Many systems of practical importance can only be described by complex models. For example, vibrations and sound waves exhibit both time and space dependence and are hence modelled by partial differential equations. This means that the state variables that evolve on infinite-dimensional spaces. (This is contrast to systems with ordinary equation models where the state is in Rn.) Systems modelled by delay-differential equations also evolve on an infinite-dimensional space. The dynamics are complicated by the use of smart materials, such as piezo-electrics and shape memory alloys, which are of interest to control structures and acoustic systems. Their behaviour is hysteretic and highly nonlinear. Analysis and simulation of these systems is often not straightforward; the research in my group is focused on the even more challenging problem of designing controllers to alter the dynamics so as to achieve such goals as improved settling time and tracking of a reference signal.

Some controller and estimator design theory for infinite-dimensional systems is analogous to that for finite-dimensional systems, but the controller is now an operator that needs to be approximated to obtain an implementable finite-dimensional control law. The approximations that are used in simulation and controller design suffer from the deficiency that the control signal (and also disturbances) can affect higher modes which can lead to instability if the effect of the higher modes is not handled correctly.

Current projects include the following:

Optimal actuator/sensor location:

For systems with time and space dependence, the location of the controller hardware can be selected. The choice of locations affects the performance and also the efficiency of the final controlled system. In many cases, the hardware can not be easily moved once installed. For example, piezo-electric patches are very diffiicult to remove once bonded to a structure.
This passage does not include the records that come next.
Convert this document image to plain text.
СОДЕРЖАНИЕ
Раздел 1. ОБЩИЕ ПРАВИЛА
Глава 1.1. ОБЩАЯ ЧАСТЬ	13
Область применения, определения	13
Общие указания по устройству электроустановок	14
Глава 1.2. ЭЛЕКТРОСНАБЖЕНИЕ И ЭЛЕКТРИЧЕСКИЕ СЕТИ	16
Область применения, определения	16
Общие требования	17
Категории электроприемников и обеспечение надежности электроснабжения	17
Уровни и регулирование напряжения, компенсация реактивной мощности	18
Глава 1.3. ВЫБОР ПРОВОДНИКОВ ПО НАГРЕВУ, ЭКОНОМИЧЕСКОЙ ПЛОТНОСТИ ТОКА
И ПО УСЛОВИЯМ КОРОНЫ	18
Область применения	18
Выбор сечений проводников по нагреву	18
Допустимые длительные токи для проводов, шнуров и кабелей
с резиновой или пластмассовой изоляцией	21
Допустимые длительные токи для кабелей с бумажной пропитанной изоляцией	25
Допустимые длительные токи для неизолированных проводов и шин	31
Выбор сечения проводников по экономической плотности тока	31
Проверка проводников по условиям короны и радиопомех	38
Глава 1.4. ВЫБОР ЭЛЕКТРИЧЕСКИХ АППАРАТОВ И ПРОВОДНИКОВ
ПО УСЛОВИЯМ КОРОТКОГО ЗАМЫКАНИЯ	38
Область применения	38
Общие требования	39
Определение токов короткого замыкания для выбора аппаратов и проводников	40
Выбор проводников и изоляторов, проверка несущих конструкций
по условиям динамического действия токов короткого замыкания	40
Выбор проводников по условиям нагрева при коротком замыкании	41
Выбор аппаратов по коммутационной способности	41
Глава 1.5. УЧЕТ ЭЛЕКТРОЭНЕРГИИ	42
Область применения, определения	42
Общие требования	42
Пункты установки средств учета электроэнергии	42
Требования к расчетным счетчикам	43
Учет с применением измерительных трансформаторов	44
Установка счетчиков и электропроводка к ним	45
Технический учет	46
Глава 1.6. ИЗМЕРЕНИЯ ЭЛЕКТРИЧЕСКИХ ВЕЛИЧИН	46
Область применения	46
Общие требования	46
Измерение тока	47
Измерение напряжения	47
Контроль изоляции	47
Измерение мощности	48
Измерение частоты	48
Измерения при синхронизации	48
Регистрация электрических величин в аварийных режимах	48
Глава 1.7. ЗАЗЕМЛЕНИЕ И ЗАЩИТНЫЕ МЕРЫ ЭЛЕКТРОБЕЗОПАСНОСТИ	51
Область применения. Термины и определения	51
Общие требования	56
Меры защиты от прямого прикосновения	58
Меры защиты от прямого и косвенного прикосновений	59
This motivates a mechatronic approach where the locations are included as part of the controller design process. We have been working on obtaining theoretical results for when such problems are well-posed, and also when approximations can be used to compute the controller and locations. Recent work has also been concerned with the development of algorithms suitable for large-scale approximating models.

Controller design for nonlinear partial differential equations:

Obtaining stabilizing controllers for systems with nonlinear partial differential equation models is a new area with many interesting problems. Few conditions even exist for when the stability of the linearized system predicts stability of the nonlinear system.